Son günlerde işdünyası ile sendikacılar arasında tartışılan konulardan bir tanesi de iş güvencesi yasa tasarısı. Tasarı 1946 yılından bu yana hemen hemen bütün partilerin seçim beyannamelerinde bulunuyor. Ama şu ana kadar çok fazla bir mesafe alınamadı.Emeklilik yaşının erkeklerde 60, kadınlarda 58’e yükseltilmesi ile birlikte işçi sendikaları Çalışma Bakanlığı’ndan iş güvencesi yasa tasarısının en kısa süre içerisinde çıkarılması konusunda söz aldı. Çalışma Bakanı ve Sosyal Güvenlik Bakanı Yaşar Okuyan, ‘Tasarı mutlaka yasallaşacak’ şeklinde net bir tavır sergiliyor. İşverenler, Okuyan’ı popülist politika yapmakla suçluyor. Yani kısacası yıllardan beri yıldızları bir türlü barışmayan işçi ve işveren kesimleri bir tartışmanın daha içinde bulunuyor. Bazı işadamları, tasarının yasallaşmasının Türkiye’nin Avrupa Birliği’ne girmesinin önünde engel oluşturacağını söylüyor.
İşin ilginç yanı büyük tartışmalara yol açan tasarı yalnızca iki maddeden oluşuyor. Bunlardan birincisi tasarının yasalaşması ile birlikte işverenler bir işçiyi işten atarken, niçin attıklarını da açıklamak zorunda olacaklar. Eğer işçi haksız yere işten atılırsa veya işveren çalışanının atılma sebebini açıklayamazsa bu tasarıyla birlikte yüklü bir ihbar ve kıdem tazminatı ödemek zorunda kalacak.
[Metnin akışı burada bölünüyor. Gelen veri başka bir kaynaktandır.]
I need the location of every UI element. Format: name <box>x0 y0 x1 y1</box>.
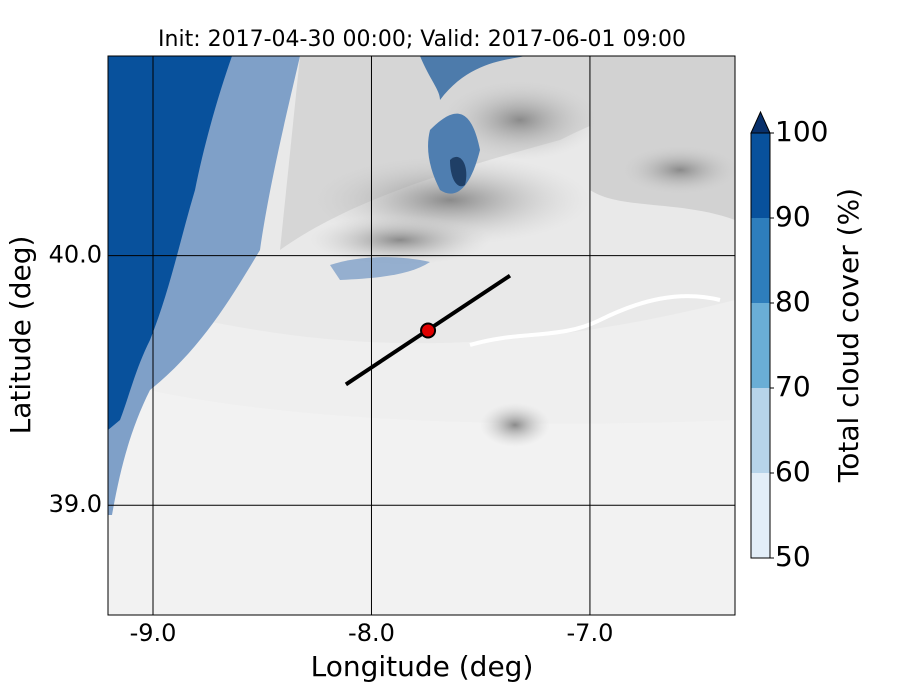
colorbar-tick-label: 70 <box>775 370 811 403</box>
colorbar-tick-label: 100 <box>775 115 828 148</box>
y-tick-label: 40.0 <box>49 241 102 269</box>
colorbar-segment <box>751 473 770 558</box>
colorbar-segment <box>751 388 770 473</box>
colorbar-extension <box>750 110 771 134</box>
x-tick-label: -8.0 <box>348 619 395 647</box>
graticule <box>108 56 735 615</box>
colorbar-segment <box>751 303 770 388</box>
x-axis-label: Longitude (deg) <box>311 650 534 683</box>
map-background <box>108 56 735 615</box>
colorbar-label: Total cloud cover (%) <box>832 188 865 483</box>
colorbar-segment <box>751 133 770 218</box>
x-tick-label: -7.0 <box>567 619 614 647</box>
title: Init: 2017-04-30 00:00; Valid: 2017-06-0… <box>158 27 686 52</box>
colorbar-tick-label: 50 <box>775 540 811 573</box>
overlay <box>344 273 512 387</box>
colorbar: 50 60 70 80 90 100 <box>750 110 828 573</box>
colorbar-frame <box>750 132 771 559</box>
y-axis-label: Latitude (deg) <box>4 236 37 435</box>
colorbar-tick-label: 90 <box>775 200 811 233</box>
colorbar-tick-label: 80 <box>775 285 811 318</box>
site-marker <box>420 322 437 339</box>
y-tick-label: 39.0 <box>49 490 102 518</box>
colorbar-segment <box>751 218 770 303</box>
plot-frame <box>107 55 736 616</box>
x-tick-label: -9.0 <box>130 619 177 647</box>
colorbar-tick-label: 60 <box>775 455 811 488</box>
Tasarının ikinci maddesine göre ise işçiler sendikalı oldukları için işten atılırlarsa, iş mahkemelerine başvurabilecekler. İşverenler ise bu iş mahkemelerinin uzun sürmesi sonucunda kendilerinin çok daha yüksek miktarlarda tazminat ödeyeceklerini iddia ediyorlar. Sendikacılar bu yasa tasarısının bir an evvel mecliste yasalaşmasını isterken, işverenler tasarının gündemden düşürülmesini savunuyorlar. Yani kısacası işçi sendikaları ile işdünyası adeta birbirine girmiş durumda.
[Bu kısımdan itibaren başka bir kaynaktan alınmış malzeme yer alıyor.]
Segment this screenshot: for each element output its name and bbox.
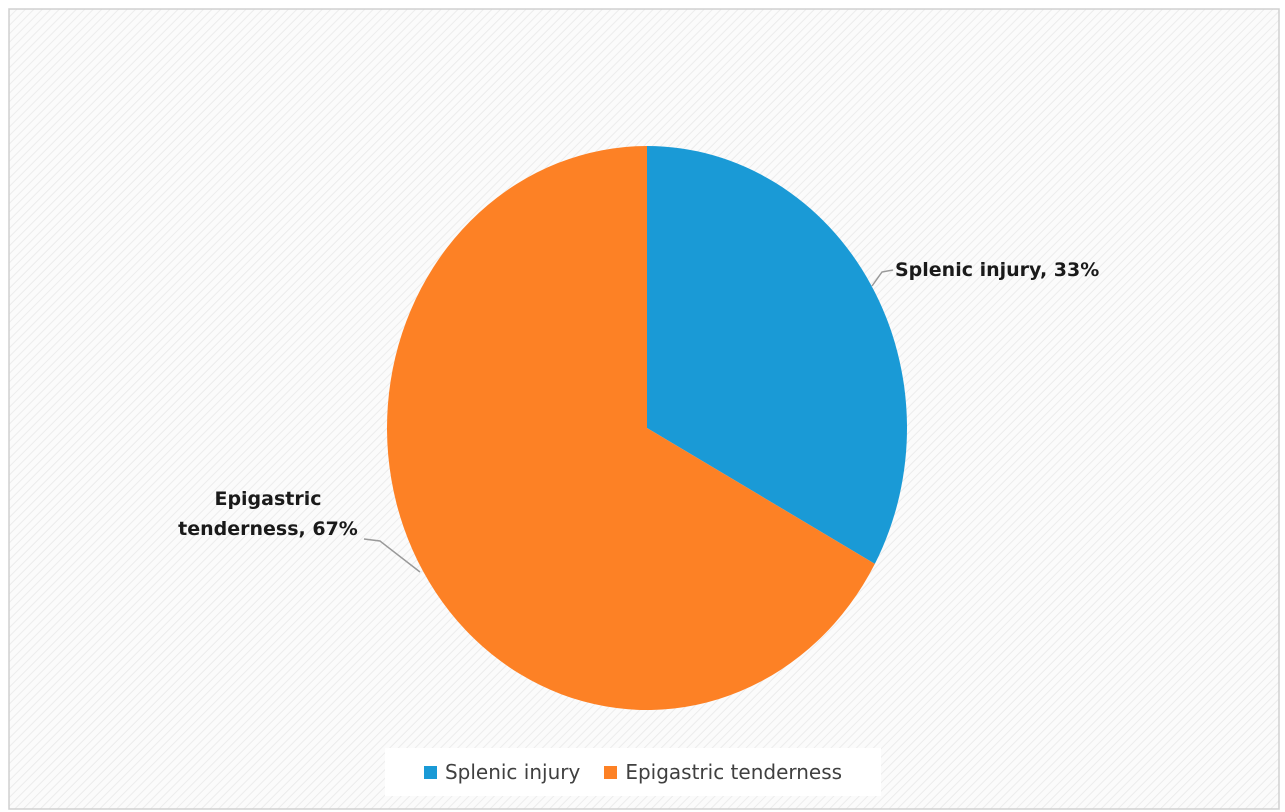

Türkiye İşveren Sendikaları Konfederasyonu (TİSK) Başkanı Refik Baydur, iş güvencesi yasa tasarısının radikal değişikliklere uğraması gerektiğini iddia ediyor. Baydur, “Bir memlekette çalışma hayatı ne kadar zor ise yabancı sermayenin girişi de o kadar zorlaşır” diyor. Baydur’a göre, iş güvencesi yasa tasarısı ile birlikte Türkiye’ye yabancı sermaye girişi güçleşecek. TİSK Başkanı Refik Baydur, tasarının Türkiye’deki emeklilik yaşının yükseltilmesi sebebiyle ortaya atıldığı yönündekisorumuza ise, Avrupa’da emeklilik yaşının 65’lere kadar çıkarıldığı cevabını verdi.
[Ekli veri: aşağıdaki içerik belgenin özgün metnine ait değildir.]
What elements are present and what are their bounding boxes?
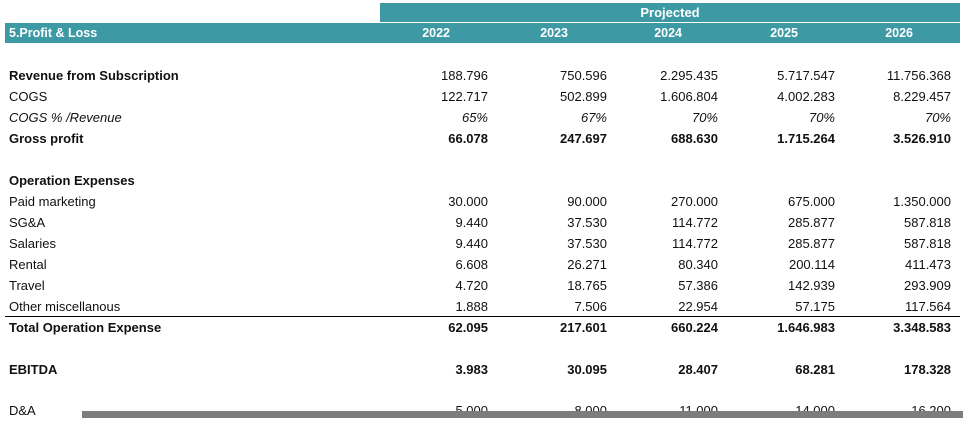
table-row-travel: Travel 4.720 18.765 57.386 142.939 293.9…: [5, 275, 960, 296]
cell[interactable]: 26.271: [567, 257, 607, 272]
row-label: Other miscellanous: [9, 299, 121, 314]
cell[interactable]: 30.095: [567, 362, 607, 377]
year-header: 2022: [422, 26, 450, 40]
year-header: 2026: [885, 26, 913, 40]
cell[interactable]: 4.002.283: [777, 89, 835, 104]
cell[interactable]: 37.530: [567, 236, 607, 251]
year-header: 2024: [654, 26, 682, 40]
cell[interactable]: 200.114: [788, 257, 835, 272]
cell[interactable]: 675.000: [788, 194, 835, 209]
cell[interactable]: 37.530: [567, 215, 607, 230]
cell[interactable]: 285.877: [788, 215, 835, 230]
cell[interactable]: 502.899: [560, 89, 607, 104]
cell[interactable]: 293.909: [904, 278, 951, 293]
cell[interactable]: 28.407: [678, 362, 718, 377]
cell[interactable]: 67%: [580, 110, 607, 125]
column-header-row: 5.Profit & Loss 2022 2023 2024 2025 2026: [5, 23, 960, 43]
year-header: 2025: [770, 26, 798, 40]
projected-divider: [380, 22, 960, 23]
table-row-cogs-percent: COGS % /Revenue 65% 67% 70% 70% 70%: [5, 107, 960, 128]
cell[interactable]: 1.646.983: [777, 320, 835, 335]
cell[interactable]: 114.772: [671, 215, 718, 230]
cell[interactable]: 68.281: [795, 362, 835, 377]
cell[interactable]: 80.340: [678, 257, 718, 272]
cell[interactable]: 6.608: [455, 257, 488, 272]
row-label: COGS: [9, 89, 48, 104]
cell[interactable]: 688.630: [671, 131, 718, 146]
section-heading-opex: Operation Expenses: [5, 170, 960, 191]
table-row-gross-profit: Gross profit 66.078 247.697 688.630 1.71…: [5, 128, 960, 149]
cell[interactable]: 66.078: [448, 131, 488, 146]
cell[interactable]: 70%: [924, 110, 951, 125]
row-label: Paid marketing: [9, 194, 96, 209]
row-label: Gross profit: [9, 131, 84, 146]
table-row-salaries: Salaries 9.440 37.530 114.772 285.877 58…: [5, 233, 960, 254]
table-row-ebitda: EBITDA 3.983 30.095 28.407 68.281 178.32…: [5, 359, 960, 380]
cell[interactable]: 57.175: [795, 299, 835, 314]
cell[interactable]: 587.818: [904, 215, 951, 230]
row-label: Travel: [9, 278, 45, 293]
cell[interactable]: 142.939: [788, 278, 835, 293]
row-label: Rental: [9, 257, 47, 272]
cell[interactable]: 11.756.368: [886, 68, 951, 83]
section-title: 5.Profit & Loss: [9, 26, 98, 40]
cell[interactable]: 3.348.583: [893, 320, 951, 335]
cell[interactable]: 270.000: [671, 194, 718, 209]
cell[interactable]: 9.440: [455, 236, 488, 251]
cell[interactable]: 587.818: [904, 236, 951, 251]
cell[interactable]: 2.295.435: [660, 68, 718, 83]
cell[interactable]: 411.473: [904, 257, 951, 272]
cell[interactable]: 9.440: [455, 215, 488, 230]
cell[interactable]: 1.606.804: [660, 89, 718, 104]
cell[interactable]: 3.983: [455, 362, 488, 377]
cell[interactable]: 30.000: [448, 194, 488, 209]
cell[interactable]: 660.224: [671, 320, 718, 335]
cell[interactable]: 217.601: [560, 320, 607, 335]
table-row-revenue: Revenue from Subscription 188.796 750.59…: [5, 65, 960, 86]
row-label: EBITDA: [9, 362, 58, 377]
cell[interactable]: 57.386: [678, 278, 718, 293]
cell[interactable]: 117.564: [904, 299, 951, 314]
cell[interactable]: 62.095: [448, 320, 488, 335]
projected-header: Projected: [380, 3, 960, 22]
cell[interactable]: 70%: [691, 110, 718, 125]
cell[interactable]: 247.697: [560, 131, 607, 146]
row-label: D&A: [9, 403, 36, 418]
cell[interactable]: 8.229.457: [893, 89, 951, 104]
row-label: Operation Expenses: [9, 173, 135, 188]
cell[interactable]: 90.000: [567, 194, 607, 209]
cell[interactable]: 70%: [808, 110, 835, 125]
cell[interactable]: 7.506: [574, 299, 607, 314]
cell[interactable]: 122.717: [441, 89, 488, 104]
row-label: SG&A: [9, 215, 46, 230]
cell[interactable]: 285.877: [788, 236, 835, 251]
row-label: Revenue from Subscription: [9, 68, 179, 83]
row-label: COGS % /Revenue: [9, 110, 122, 125]
cell[interactable]: 5.717.547: [777, 68, 835, 83]
cell[interactable]: 65%: [461, 110, 488, 125]
row-label: Total Operation Expense: [9, 320, 162, 335]
table-row-sga: SG&A 9.440 37.530 114.772 285.877 587.81…: [5, 212, 960, 233]
table-row-cogs: COGS 122.717 502.899 1.606.804 4.002.283…: [5, 86, 960, 107]
cell[interactable]: 1.715.264: [777, 131, 835, 146]
cell[interactable]: 22.954: [678, 299, 718, 314]
cell[interactable]: 114.772: [671, 236, 718, 251]
table-row-total-opex: Total Operation Expense 62.095 217.601 6…: [5, 316, 960, 338]
cell[interactable]: 188.796: [441, 68, 488, 83]
table-row-rental: Rental 6.608 26.271 80.340 200.114 411.4…: [5, 254, 960, 275]
cell[interactable]: 178.328: [904, 362, 951, 377]
table-row-other-misc: Other miscellanous 1.888 7.506 22.954 57…: [5, 296, 960, 317]
year-header: 2023: [540, 26, 568, 40]
cell[interactable]: 3.526.910: [893, 131, 951, 146]
row-label: Salaries: [9, 236, 56, 251]
cell[interactable]: 4.720: [455, 278, 488, 293]
cell[interactable]: 18.765: [567, 278, 607, 293]
table-row-paid-marketing: Paid marketing 30.000 90.000 270.000 675…: [5, 191, 960, 212]
cell[interactable]: 1.888: [455, 299, 488, 314]
cell[interactable]: 1.350.000: [893, 194, 951, 209]
horizontal-scrollbar[interactable]: [82, 411, 963, 418]
cell[interactable]: 750.596: [560, 68, 607, 83]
YATIRIMLARI DURDURAN SİHİRLİ ELLER!
İstanbul Ticaret Odası Meclis Başkanı Atalay Şahinoğlu, yatırımları durdurmak için böyle sihirli ellerin devamlı bir şeyler yapmaya çalıştığını belirtiyor. İş güvencesi yasa tasarısının da bunlardan birisi olduğunu söyleyen Şahinoğlu, yabancı yatırımcıların Türkiye’ye kafalarını bile çevirip bakmadıklarını ifade ediyor. Şahinoğlu, “Bu memlekette bu tip iş yasalarında yeniden yapılanma adı altında çarpık sistemler getirmeye çalıştıkça, kayıt dışı ekonominin kayıt içine alınmasını sağlamadıkça yabancı sermaye Türkiye’ye gelemez. Bunun dışında yerli yatırımcı zaten gırtlağına kadar batmış durumda” diyor.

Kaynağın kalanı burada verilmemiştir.